Amanda Craig (born 1959) is a British novelist. Craig studied at Bedales School and Cambridge and works as a journalist. She is married with two children and lives in London.
Craig has so far published a cycle of six novels which deal with contemporary British society, often in a concise, acerbic, false and satirical manner. Her approach to writing fiction has been compared to that of Anthony Trollope and Charles Dickens. Her novel A Vicious Circle was originally contracted to be published by Hamish Hamilton, but was cancelled when its proof copy received a libel threat from David Sexton, a literary critic and former boyfriend of Craig's at Cambridge, fifteen years previously. The novel was promptly bought by Fourth Estate and published three months later. Although each novel can be read separately, they are linked to each other by common characters and themes, thus constituting a novel sequence. Usually, Craig takes a minor character and makes him or her the protagonist of her next work.

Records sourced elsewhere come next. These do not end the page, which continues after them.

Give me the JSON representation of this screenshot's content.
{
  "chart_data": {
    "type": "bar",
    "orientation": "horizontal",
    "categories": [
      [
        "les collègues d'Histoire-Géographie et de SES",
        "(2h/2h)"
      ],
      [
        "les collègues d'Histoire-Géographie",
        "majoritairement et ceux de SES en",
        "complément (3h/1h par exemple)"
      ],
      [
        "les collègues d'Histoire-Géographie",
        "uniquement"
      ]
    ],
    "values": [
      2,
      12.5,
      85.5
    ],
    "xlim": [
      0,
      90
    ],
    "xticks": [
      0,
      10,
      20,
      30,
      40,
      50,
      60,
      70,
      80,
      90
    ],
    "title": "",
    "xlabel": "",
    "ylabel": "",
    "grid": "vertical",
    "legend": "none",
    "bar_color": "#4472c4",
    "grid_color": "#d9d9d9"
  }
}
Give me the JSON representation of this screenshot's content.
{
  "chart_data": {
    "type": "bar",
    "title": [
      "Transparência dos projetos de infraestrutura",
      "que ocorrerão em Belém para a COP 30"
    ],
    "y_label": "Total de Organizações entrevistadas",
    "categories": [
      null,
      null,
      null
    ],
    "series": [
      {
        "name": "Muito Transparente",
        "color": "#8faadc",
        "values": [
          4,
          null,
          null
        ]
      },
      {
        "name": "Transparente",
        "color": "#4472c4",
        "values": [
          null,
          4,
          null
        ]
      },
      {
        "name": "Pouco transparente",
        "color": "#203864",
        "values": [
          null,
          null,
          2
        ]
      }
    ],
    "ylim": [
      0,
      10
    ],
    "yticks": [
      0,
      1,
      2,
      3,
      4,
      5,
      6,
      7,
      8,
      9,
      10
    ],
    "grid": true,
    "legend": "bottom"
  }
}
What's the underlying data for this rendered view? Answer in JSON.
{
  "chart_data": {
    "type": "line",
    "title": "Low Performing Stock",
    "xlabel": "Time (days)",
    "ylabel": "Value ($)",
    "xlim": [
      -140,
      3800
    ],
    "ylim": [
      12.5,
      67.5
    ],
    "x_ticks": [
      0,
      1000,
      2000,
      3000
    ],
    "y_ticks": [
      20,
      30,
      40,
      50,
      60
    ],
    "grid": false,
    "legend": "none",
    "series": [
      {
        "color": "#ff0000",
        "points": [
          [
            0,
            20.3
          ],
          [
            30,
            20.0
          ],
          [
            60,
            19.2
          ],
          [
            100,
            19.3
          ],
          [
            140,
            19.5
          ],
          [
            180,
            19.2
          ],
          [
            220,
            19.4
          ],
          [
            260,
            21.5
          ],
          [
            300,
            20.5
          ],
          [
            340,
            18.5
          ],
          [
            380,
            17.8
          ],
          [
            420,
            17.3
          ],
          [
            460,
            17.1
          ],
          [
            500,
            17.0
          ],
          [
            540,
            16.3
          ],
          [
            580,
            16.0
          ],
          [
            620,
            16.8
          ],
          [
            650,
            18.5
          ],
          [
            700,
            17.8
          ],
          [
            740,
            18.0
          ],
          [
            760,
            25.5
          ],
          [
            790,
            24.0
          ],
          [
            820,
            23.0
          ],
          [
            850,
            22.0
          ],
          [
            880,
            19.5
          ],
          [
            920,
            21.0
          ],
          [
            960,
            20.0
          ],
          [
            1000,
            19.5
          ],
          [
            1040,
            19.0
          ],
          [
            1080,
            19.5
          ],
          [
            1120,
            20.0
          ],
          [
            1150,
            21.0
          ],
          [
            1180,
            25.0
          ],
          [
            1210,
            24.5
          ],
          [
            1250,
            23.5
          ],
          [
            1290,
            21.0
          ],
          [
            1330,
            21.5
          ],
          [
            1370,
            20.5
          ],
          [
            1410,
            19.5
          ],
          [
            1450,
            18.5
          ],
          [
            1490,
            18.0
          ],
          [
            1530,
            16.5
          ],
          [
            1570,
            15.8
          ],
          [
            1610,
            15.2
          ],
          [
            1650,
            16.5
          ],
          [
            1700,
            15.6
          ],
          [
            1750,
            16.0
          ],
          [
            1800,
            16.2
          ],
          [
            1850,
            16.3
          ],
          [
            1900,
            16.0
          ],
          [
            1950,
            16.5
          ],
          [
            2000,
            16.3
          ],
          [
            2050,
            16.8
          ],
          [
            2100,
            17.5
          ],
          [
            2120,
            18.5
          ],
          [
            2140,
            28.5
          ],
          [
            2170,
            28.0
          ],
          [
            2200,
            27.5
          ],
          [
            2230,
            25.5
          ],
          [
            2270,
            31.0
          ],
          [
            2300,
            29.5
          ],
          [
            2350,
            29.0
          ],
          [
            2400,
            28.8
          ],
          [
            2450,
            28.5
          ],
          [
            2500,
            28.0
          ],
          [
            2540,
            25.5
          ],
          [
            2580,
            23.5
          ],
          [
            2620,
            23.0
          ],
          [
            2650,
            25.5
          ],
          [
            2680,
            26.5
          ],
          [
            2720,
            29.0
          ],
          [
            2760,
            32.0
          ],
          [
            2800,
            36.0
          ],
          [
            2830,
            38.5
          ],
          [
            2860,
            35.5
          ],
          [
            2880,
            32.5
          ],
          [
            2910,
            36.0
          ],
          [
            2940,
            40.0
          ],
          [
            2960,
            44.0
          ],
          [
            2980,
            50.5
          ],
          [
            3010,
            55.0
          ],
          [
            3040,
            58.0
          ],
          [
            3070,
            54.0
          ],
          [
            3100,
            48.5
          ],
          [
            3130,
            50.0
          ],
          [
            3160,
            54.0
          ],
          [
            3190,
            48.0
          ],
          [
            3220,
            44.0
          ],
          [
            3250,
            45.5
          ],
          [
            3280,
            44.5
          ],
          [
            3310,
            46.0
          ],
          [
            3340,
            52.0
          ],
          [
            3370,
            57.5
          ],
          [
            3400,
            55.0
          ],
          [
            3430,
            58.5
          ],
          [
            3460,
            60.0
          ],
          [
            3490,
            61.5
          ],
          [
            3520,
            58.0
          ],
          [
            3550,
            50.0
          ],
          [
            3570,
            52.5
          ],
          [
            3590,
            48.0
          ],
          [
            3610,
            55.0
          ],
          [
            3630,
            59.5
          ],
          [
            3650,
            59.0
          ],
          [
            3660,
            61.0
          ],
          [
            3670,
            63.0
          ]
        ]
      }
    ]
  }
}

Craig is particularly interested in children's fiction, and was one of the first critics to praise JK Rowling and Philip Pullman in The New Statesman. She is currently the children's critic for The Times.
Foreign Bodies (1990),
A Private Place (1991),
A Vicious Circle (1996),
In a Dark Wood (2000),
Love in Idleness (2003),
Hearts and Minds (2009),
In a Daily Mail opinion piece, Craig criticised the anti-gender stereotyping campaign, Pinkstinks. She confessed to hating pink, but argued that "you can't 'liberate' young girls by banning it. Besides, if you banned pink, there would be a toddlers' revolution. It speaks to their deepest instincts of what is feminine".